We’ve got an electrifying selection this week, with the debut of the £90,000 Arc Vector and a look at BMW’s surprise Vision DC electric concept. Plus a 144 hp Honda scrambler and a racy Royal Enfield from chassis legends Harris Performance.
Honda X11 by Lions Den We don’t see many custom versions of the CB1100SF. Honda’s turn-of-the-century naked is big, weighs 254 kg wet (560 lbs) and is hard to find on most secondhand markets.
But the short-lived ‘naked Blackbird’ has a lot going for it in the engine department, with 136 hp in the European version and a top speed of over 150 mph. It’s also tough and reliable and a good used buy if you can find one.
This light custom job comes from Lions Den Motorcycles of Hertfordshire in England, who focused on losing weight and getting rid of the huge stock tail section. A new subframe now bolts to the aluminum frame, topped with a racy single seat.
Other mods include a very clever new instrument/ignition housing at the front, a powerful LED headlight from Motodemic, and stainless steel mufflers from Spark. New finishes in dark graphic and gold—even on the wheels—add a lovely touch of luxury. [More]
Arc Vector electric motorcycle The British company Arc positions its Vector electric motorcycle as “the world’s most advanced” bike. And for £90,000, one should expect nothing less.
Next weekend, the Vector will be ridden in anger in public for the first time at the legendary Goodwood Festival of Speed. Arc’s CEO Mark Truman will pilot the ‘neo café racer’ up the famous 1.1 mile hillclimb course, showing off the reported power-to-weight ratio of 650 hp per tonne.

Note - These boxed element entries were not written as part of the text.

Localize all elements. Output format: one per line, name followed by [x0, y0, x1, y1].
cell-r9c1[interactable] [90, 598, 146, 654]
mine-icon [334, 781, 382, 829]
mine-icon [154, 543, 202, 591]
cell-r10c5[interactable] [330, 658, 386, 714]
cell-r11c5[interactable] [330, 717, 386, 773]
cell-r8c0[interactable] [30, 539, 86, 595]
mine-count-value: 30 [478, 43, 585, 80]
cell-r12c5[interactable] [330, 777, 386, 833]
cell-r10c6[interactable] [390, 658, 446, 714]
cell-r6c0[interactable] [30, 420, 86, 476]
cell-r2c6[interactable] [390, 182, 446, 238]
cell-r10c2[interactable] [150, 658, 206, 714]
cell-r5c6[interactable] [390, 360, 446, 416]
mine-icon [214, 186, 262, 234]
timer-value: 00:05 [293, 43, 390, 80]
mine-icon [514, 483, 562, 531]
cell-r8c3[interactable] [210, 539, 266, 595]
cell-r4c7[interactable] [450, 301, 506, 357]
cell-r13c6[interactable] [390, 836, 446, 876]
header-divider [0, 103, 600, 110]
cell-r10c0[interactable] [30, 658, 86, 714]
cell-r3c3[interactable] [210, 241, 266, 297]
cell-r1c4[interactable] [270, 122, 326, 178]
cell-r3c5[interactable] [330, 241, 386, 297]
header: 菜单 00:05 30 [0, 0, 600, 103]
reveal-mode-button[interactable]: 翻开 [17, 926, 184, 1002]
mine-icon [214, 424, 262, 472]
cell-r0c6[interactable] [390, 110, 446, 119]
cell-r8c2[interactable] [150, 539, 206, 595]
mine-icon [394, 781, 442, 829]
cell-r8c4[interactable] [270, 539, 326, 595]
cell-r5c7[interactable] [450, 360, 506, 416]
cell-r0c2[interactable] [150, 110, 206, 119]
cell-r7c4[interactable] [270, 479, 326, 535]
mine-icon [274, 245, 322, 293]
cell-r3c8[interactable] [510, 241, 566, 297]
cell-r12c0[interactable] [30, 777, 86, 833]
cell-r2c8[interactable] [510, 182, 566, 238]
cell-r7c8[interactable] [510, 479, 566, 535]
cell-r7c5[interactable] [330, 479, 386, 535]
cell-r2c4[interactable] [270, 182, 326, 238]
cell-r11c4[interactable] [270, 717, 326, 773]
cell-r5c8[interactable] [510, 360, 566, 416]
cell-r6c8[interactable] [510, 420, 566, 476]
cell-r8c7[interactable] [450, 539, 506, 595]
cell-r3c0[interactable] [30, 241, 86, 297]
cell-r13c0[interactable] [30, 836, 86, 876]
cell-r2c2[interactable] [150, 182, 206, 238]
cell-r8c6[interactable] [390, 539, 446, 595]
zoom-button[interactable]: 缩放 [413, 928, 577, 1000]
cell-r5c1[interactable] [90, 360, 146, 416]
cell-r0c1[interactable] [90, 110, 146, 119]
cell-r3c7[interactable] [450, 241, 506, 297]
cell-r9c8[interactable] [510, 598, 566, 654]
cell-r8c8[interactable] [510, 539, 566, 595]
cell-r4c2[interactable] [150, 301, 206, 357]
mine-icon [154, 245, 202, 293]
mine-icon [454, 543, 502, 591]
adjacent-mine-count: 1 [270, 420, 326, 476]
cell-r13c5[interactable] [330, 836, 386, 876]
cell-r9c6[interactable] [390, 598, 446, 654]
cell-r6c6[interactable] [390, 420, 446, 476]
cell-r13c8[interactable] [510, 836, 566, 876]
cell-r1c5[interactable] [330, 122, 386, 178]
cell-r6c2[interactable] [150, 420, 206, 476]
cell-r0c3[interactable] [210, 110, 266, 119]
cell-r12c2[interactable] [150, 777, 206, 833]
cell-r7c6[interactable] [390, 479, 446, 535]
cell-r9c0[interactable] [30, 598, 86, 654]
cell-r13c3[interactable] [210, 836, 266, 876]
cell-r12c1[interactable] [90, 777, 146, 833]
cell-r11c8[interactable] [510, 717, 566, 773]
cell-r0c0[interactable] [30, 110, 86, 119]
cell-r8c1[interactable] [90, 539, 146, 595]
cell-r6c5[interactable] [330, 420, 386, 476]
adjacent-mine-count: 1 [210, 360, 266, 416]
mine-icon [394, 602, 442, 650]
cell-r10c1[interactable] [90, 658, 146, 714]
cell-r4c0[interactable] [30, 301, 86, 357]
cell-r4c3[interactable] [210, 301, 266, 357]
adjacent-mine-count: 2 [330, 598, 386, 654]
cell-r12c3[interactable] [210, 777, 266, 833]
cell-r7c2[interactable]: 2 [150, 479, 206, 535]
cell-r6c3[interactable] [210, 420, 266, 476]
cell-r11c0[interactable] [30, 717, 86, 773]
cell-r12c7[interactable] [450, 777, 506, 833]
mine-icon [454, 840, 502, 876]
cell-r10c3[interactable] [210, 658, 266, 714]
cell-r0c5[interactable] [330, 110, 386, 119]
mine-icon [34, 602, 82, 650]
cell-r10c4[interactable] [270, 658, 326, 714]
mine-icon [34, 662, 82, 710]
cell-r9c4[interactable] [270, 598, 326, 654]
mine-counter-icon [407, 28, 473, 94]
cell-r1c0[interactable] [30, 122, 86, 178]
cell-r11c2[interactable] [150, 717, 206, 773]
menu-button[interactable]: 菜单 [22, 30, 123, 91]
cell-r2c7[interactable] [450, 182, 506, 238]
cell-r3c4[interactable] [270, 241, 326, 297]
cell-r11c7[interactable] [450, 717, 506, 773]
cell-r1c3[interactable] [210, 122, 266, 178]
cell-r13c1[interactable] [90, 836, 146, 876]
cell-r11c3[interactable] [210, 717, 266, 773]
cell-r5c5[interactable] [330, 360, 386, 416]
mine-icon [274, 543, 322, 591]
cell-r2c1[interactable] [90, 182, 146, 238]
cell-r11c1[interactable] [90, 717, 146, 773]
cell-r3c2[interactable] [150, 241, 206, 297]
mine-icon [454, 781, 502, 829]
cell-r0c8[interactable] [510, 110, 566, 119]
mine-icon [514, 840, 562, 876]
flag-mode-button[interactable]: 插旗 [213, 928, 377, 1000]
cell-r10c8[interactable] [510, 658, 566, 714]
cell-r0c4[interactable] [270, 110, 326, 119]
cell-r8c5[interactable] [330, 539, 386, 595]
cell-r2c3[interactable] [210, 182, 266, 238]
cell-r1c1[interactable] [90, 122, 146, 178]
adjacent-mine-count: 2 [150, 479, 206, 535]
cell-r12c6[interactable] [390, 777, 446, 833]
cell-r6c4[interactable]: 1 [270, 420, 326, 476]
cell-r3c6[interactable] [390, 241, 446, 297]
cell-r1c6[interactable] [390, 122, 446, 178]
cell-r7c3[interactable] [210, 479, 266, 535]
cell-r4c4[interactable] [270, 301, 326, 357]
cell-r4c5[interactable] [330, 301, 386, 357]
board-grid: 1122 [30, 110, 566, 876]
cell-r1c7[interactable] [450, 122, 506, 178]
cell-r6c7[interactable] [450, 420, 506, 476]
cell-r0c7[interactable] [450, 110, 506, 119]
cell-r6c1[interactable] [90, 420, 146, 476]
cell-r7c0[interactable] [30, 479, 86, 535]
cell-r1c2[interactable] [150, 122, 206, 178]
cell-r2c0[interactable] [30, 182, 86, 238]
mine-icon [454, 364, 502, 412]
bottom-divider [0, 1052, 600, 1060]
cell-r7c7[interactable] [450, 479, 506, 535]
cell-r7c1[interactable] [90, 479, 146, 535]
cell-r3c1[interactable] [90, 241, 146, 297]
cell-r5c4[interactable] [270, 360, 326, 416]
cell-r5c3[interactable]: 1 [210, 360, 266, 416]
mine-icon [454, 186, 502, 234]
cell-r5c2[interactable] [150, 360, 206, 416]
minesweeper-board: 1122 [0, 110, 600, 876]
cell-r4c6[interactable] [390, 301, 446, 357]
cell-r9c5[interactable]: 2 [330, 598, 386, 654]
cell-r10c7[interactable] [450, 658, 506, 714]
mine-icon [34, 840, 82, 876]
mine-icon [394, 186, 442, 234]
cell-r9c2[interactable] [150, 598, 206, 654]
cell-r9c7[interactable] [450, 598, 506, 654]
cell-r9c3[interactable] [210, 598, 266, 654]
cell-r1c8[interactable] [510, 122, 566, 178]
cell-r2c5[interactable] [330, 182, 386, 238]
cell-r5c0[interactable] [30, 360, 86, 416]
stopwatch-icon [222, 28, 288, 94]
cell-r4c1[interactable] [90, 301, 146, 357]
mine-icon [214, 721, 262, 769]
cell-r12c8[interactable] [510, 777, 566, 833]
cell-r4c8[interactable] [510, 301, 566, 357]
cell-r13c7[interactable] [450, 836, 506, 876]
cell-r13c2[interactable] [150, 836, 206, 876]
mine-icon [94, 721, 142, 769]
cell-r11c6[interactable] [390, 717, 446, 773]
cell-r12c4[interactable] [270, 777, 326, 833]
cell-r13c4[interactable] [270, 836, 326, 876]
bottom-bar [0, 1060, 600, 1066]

Goodwood visitors will also be able to get a closer look at the bike when it’s on static display. The battery module forms part of the carbon monocoque, the front end sports a hub center steering setup, and the 399V electric motor should be able to shred tires at will.
If you’re impressed by what you see and you have the cash to spare, you’ll be pleased to know that the first Vector model will be limited to 399 units. Customer deliveries will begin in the summer of 2020. [Arc]
Honda CB1000R scrambler by Brivemo We see some oddball mashups here, but this is one of the weirdest. The Swiss Honda dealer Brivemo has taken a CB1000R—yes, the 144 hp naked sportbike—and turned it into an Africa Twin-style scrambler.
Cleverly nicknamed the ‘Africa Four,’ this balls-out scrambler is sporting the front end from a CRF450R motocross bike, a new headlight and offroad bars, a new seat unit, and a custom 4-into-1 exhaust system with a lightweight carbon fiber muffler.
The current Africa Twin has just 92 hp, which most folks would consider plenty enough for a proper offroader, so the ‘Africa Four’ will probably be a handful in the rough stuff.
But Brivemoto are considering putting this bike into the next edition of their annual ‘Africa Twin Raid,’ a blast through the deserts and backroads of Tunisia. If the rider can manage to physically hang onto the bike and the TKC80 tires don’t give up the ghost, we reckon this CB1000R will leave every other bike in the dust. [More]
Royal Enfield x Harris Performance 650 café racer After working in the background for many years with Royal Enfield, Harris has become a part of the Indian company’s financial empire. And now the esteemed British chassis specialist has stepped out of the shadows, with a factory-sanctioned custom 650 twin.
Enfield’s design boss Adrian Sellers describes the ‘Nought Tea GT650’ as a “retro style race bike, using all Harris Performance parts.” There’s a full set of Öhlins suspension, modified to suit the Continental GT 650 and installed with the help of custom-made yokes.
The airbox has been swapped out for a pair of intake pipes, and gases exit via a full custom exhaust system. There’s a custom fairing up front, a big bore kit on the engine, a new subframe and seat unit out back, and a terrific paint job that took hours of masking to create.
BMW Vision DC Roadster BMW sprung a surprise on the moto world this week with the Vision DC, which provides a clue to the German company’s future. To our eyes, it’s one of the most successful electric motorcycle designs of late, even accounting for the inevitable flights of fancy you get with concept bikes.
BMW hasn’t provided any specs or launch details, but the direction is clear: the company is sticking with design cues from the iconic boxer motor, even if that motor is replaced by a battery pack.
It’s a smart move, and one that avoids the usual focus on the upper visual architecture of electric bikes. Apparently the design will help with cooling, and BMW has also retained the cardan shaft drive and Duolever fork it’s known for. The rest of the styling is slick and modern, although the grills would be a nightmare to clean.
BMW has obviously put a huge amount of thought into this roadster concept, and we suspect that a watered-down production bike featuring many of the design elements will be hitting showrooms in a couple of years. Intriguing stuff.